Tuesday, February 24, 2009

Ants in the Potato Salad: Stay-Home-Fatherhood Ain't No Picnic in the Park!



Since my lay-off earlier this month, I have been taking on the responsibilities of a stay-at-home father. I had no earthly idea that this simple(?) duty ranked right up there with other fun and easy occupations such as septic tank waste management, Hell's Angel biker bar bouncer, and Tasmanian Devil wrangler.


Aw, I reckon it ain't quite that bad... at least not during the afternoons. Running to school and daycare to pick up the young'uns is kind of a breezy get-out-of-the-house-into-the-warm-sunshine deal. It's getting the kids up in the morning, fed, dressed, and to their proper places in childhood society that is an entirely different matter.


It starts rather early in the AM. After writing, answering emails, and checking out the various horror discussion boards for a couple of hours, I rouse the household at 6AM on the dot... first my wife, then my oldest daughter, and then the two little 'uns. Hustling Joyce into the shower, I prepare breakfast. It's nothing very elaborate, I assure you. No Iron Chef with matching asbestos apron mans the Kelly kitchen. Usually it consists of Toaster Struddles (or Toaster Screwddles, as Makenna calls them), Pop-Tarts, or frozen pancakes or waffles. The quicker and easier the better. Sometimes I'll get a wild hair and fix instant muffins or a fried egg and bacon sandwich on toast, but normally those time-consuming meals are reserved for the more liesurely weekend.
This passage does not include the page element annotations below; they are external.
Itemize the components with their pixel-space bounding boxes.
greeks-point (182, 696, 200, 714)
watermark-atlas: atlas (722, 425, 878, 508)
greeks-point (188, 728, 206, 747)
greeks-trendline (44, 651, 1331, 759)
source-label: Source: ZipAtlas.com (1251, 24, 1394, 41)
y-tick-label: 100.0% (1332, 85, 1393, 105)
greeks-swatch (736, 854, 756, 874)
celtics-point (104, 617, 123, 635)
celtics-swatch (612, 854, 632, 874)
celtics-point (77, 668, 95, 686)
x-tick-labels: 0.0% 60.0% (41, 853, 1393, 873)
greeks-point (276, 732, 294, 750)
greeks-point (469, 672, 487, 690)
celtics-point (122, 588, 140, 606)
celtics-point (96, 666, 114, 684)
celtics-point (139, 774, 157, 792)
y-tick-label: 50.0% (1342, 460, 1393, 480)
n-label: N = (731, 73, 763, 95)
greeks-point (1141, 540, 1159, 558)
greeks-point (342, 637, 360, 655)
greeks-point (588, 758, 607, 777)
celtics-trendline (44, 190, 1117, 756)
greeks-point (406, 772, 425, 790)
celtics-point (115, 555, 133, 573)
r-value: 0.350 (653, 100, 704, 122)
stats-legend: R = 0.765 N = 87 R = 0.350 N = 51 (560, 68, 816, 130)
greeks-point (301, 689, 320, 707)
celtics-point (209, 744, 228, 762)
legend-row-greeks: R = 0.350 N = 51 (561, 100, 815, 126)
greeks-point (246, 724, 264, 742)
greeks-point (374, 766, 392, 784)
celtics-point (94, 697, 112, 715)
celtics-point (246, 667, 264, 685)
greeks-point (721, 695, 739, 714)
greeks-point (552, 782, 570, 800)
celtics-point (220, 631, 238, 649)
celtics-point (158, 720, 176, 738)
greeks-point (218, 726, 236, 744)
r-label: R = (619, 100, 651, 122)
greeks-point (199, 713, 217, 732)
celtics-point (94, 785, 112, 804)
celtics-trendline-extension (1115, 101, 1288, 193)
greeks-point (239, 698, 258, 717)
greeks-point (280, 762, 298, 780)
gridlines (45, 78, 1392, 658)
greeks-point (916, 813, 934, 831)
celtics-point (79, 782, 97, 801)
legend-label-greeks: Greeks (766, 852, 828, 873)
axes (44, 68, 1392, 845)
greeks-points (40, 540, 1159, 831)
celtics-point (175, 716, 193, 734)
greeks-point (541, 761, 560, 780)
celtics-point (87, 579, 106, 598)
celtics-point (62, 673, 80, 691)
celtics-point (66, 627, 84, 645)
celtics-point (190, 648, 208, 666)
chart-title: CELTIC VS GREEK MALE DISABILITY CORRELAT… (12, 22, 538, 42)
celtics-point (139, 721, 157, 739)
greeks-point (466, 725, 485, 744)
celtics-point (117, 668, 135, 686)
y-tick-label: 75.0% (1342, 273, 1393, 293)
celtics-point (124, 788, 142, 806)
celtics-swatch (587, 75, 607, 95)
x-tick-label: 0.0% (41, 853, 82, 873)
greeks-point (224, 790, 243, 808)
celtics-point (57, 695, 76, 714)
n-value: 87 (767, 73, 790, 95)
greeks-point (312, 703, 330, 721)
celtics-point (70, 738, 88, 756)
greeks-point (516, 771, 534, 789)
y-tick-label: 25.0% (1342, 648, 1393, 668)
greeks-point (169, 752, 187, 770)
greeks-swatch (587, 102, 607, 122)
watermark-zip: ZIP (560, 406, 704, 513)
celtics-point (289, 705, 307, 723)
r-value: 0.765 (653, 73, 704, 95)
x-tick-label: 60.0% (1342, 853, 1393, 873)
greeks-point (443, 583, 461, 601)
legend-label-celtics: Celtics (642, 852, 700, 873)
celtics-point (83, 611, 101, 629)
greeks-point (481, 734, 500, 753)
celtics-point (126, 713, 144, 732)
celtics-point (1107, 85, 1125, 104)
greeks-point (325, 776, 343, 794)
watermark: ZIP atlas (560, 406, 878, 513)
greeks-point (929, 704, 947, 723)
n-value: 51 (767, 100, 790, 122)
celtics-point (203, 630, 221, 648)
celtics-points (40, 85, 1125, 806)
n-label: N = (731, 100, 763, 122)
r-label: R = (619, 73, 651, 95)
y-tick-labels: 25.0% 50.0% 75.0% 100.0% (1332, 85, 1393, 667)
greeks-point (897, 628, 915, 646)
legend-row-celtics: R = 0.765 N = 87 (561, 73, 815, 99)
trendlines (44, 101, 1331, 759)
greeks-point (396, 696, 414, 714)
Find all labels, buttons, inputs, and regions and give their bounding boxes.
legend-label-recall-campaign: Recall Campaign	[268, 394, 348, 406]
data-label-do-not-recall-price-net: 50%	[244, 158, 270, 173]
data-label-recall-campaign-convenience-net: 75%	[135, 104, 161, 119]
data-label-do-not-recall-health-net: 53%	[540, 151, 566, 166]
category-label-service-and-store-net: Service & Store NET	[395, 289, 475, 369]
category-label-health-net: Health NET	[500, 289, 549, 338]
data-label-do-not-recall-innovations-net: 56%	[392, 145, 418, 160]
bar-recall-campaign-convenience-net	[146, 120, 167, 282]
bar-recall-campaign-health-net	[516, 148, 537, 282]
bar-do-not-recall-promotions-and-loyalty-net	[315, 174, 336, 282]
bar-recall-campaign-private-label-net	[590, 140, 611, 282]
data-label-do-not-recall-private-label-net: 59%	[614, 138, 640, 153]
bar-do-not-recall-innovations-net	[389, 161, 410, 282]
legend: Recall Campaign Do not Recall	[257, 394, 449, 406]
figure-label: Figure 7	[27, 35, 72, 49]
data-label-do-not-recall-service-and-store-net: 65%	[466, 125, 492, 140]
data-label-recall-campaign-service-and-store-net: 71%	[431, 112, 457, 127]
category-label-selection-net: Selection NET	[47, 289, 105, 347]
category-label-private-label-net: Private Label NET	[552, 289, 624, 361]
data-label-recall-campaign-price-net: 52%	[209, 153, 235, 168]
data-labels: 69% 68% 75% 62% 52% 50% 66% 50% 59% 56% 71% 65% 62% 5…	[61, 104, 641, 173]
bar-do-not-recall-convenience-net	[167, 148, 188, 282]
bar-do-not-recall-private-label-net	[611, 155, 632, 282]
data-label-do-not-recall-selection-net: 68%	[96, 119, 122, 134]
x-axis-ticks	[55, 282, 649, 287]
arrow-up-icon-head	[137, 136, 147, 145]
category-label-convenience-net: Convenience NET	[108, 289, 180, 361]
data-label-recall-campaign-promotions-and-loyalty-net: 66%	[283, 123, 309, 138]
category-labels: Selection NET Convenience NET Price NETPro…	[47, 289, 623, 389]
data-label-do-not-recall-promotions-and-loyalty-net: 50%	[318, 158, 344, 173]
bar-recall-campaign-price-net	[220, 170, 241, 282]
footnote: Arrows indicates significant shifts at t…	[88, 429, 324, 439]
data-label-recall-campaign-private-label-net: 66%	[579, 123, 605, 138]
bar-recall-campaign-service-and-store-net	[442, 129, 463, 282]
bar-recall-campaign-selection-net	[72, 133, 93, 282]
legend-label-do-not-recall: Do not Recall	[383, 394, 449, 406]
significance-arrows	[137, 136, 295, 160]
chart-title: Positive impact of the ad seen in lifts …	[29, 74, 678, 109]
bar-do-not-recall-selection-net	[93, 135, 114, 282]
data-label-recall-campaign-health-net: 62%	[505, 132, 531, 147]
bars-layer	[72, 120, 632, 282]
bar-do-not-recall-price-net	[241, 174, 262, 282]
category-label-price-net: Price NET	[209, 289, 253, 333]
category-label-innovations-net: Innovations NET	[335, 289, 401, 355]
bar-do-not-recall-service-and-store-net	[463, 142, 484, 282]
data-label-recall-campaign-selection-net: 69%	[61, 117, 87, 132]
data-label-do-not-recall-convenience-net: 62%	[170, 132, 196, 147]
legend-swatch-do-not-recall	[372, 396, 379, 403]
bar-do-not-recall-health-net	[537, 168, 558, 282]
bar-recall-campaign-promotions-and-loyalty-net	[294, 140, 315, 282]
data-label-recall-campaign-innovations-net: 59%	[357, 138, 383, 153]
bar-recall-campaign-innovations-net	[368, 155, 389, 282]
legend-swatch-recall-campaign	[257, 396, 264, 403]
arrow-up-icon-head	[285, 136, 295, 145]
Since my presence in the morning household has given my wife, Joyce, more liberty, she has taken to leaving around 7AM or a little after. That leaves me to get three kids of various ages and degrees of temperment ready for school and daycare. I had originally intended to keep baby Ryan home with myself during my lay-off, but I'm having to pay full price to keep his spot open in a very demanding and competitive daycare setting, so, heck, I'm taking the little guy. Hope that doesn't make me out to be a mean, ol' Da-Da in your critical eyes.

My oldest daughter, Reilly, is fully capable of getting herself ready at the resourceful age of ten, yet it is she of the bunch that gets screamed at the most during the mad dash for school-readiness. Uh, let me rephrase that... "scream" is a bad word. "Strongly urged with great passion that borders insanity" is more like it. After about six times, a request (Brush your hair! Brush your teeth! Put on your sneakers and not those danged Crocs!) slowly sinks into her head and she becomes motivated. Of course this usually happens two and half minutes before time to leave.

Getting eleven-month-old Ryan and four-year-old Makenna ready is all up to yours truly. If Joyce hasn't laid out their clothes ahead of time, they are likely to show up at school or daycare wearing wrinkled Dora the Explorer t-shirts, camouflauge pants (backwards!), and mismatched socks. I am convinced that an evil sock troll lives in my utility room whose only purpose in the grand scheme of things is to torment Ol' Ron by devouring one sock and leaving the matching one behind. I hope he dies horribly and long-sufferingly of a lint tumor. Anyway, both Ryan and Makenna must go to their respective places clean (or so my wife insists!). This involves the assembly-line washing of faces, armpits, and butts. If it looks clean, I take it as such. I ain't about to go sniffing around to make sure everyone's bodily crevices are minty-fresh.

Then when hair is combed, teeth are brushed, and winter coats are donned, we have to make sure that backpacks (with homework included) are in the car and the kids are properly restrained... using seat belts, of course. Then we're off! I'm backing the Nissan out of the driveway, slinging gravel, scaring squirrels into coronaries and sending every bird in sight South for the winter... and I mean to Antarctica, so furious is my exit from the Kelly property. The school doors open at 7:20 and I usually make it there around that time. Then it's off to daycare another four miles further on. There I kiss Ryan goodbye, pass him to the babyroom worker like a Tennessee Titans quarterback launching a pigskin in the last five seconds of the game, then its back in the car and heading for home. This drive along tranquil and picturesque country roads is always a therapeutic time of day for me; full of numbing relief and an almost dream-like euphoria, with great hopes and expectations for what may be accomplished within the "Ron Time" of 8AM and 1:45 PM. Oh joy and endless rapture!


The funny thing is (and I mean funny strange, not funny humorous) that, prior to my lay-off, Joyce has been doing the entire mad morning ritual by herself... and getting to work on time.
And this includes taking Ryan to daycare first, doubling back to school four miles, then heading onward to her bank job at Carthage eight miles away


I've lately had the strong suspicion that my wife is Wonder Woman. She has just neglected to reveal her true identity to me during these past 18 years of marriage. I knew there was something more to that magic lasso bit than some kinky... uh, well, let's not open that can of worms right now.


My wife... I think I'll keep her! That is, if she'll return the favor.